The “agenda” here meaning something to be decided by a regulating body. In the UK, the regulator Ofcom made that call. The US Ofcom equivalent is the Federal Communications Commission. Under its current leadership of Trump appointee Ajit Pai, the FCC has been staunchly pro-business, passing legislation like the repeal of net neutrality at the behest of companies like AT&T.
“Getting this done in an Ajit Pai FCC would be extremely difficult and very unlikely, given how friendly that FCC has been toward private companies and broadband providers,” Sheehan says. “Whether or not that could happen in a Biden administration, we don’t know. I think it would be much more possible.”
Another route would be to take the problem back to its source: Section 1201 itself. Every three years, the US Library of Congress and Copyright Office hold a rulemaking proceeding that takes public comment. It’s a chance for advocates to make their case for amending Section 1201, assuming they can afford the legal fees necessitated by such an involved, drawn out process.
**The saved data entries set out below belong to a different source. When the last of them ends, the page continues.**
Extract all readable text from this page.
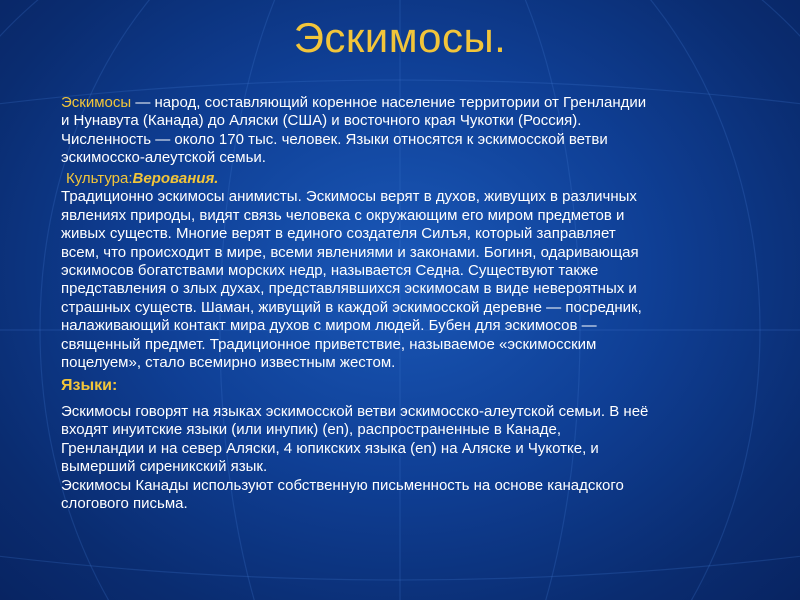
Эскимосы.
Эскимосы — народ, составляющий коренное население территории от Гренландии
и Нунавута (Канада) до Аляски (США) и восточного края Чукотки (Россия).
Численность — около 170 тыс. человек. Языки относятся к эскимосской ветви
эскимосско-алеутской семьи.
Культура:Верования.
Традиционно эскимосы анимисты. Эскимосы верят в духов, живущих в различных
явлениях природы, видят связь человека с окружающим его миром предметов и
живых существ. Многие верят в единого создателя Силъя, который заправляет
всем, что происходит в мире, всеми явлениями и законами. Богиня, одаривающая
эскимосов богатствами морских недр, называется Седна. Существуют также
представления о злых духах, представлявшихся эскимосам в виде невероятных и
страшных существ. Шаман, живущий в каждой эскимосской деревне — посредник,
налаживающий контакт мира духов с миром людей. Бубен для эскимосов —
священный предмет. Традиционное приветствие, называемое «эскимосским
поцелуем», стало всемирно известным жестом.
Языки:
Эскимосы говорят на языках эскимосской ветви эскимосско-алеутской семьи. В неё
входят инуитские языки (или инупик) (en), распространенные в Канаде,
Гренландии и на север Аляски, 4 юпикских языка (en) на Аляске и Чукотке, и
вымерший сиреникский язык.
Эскимосы Канады используют собственную письменность на основе канадского
слогового письма.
It’s a less overtly political process, as the key decisionmakers at the two institutions don’t come and go with each presidential administration like they usually do at the FCC. These sessions have already yielded positive outcomes for fans of repairability, like an exemption that took effect in 2016 that made it legal to hack car computers and other devices.
The next proceeding is currently underway. If citizens want to urge the government to amend Section 1201, the first round of comments are required to be in by December 14. Responses and additional proposals will go back and forth through the spring of 2021, until the Copyright Office ultimately decides which changes to implement. Both Sheehan and Wiens are working with other advocates to make their case for a future of unlockability.
“It’s certainly possible,” Sheehan says. “It’s just a question of political will. If enough folks really care about this issue, then I think that changes the calculus in favor of passing something like this.”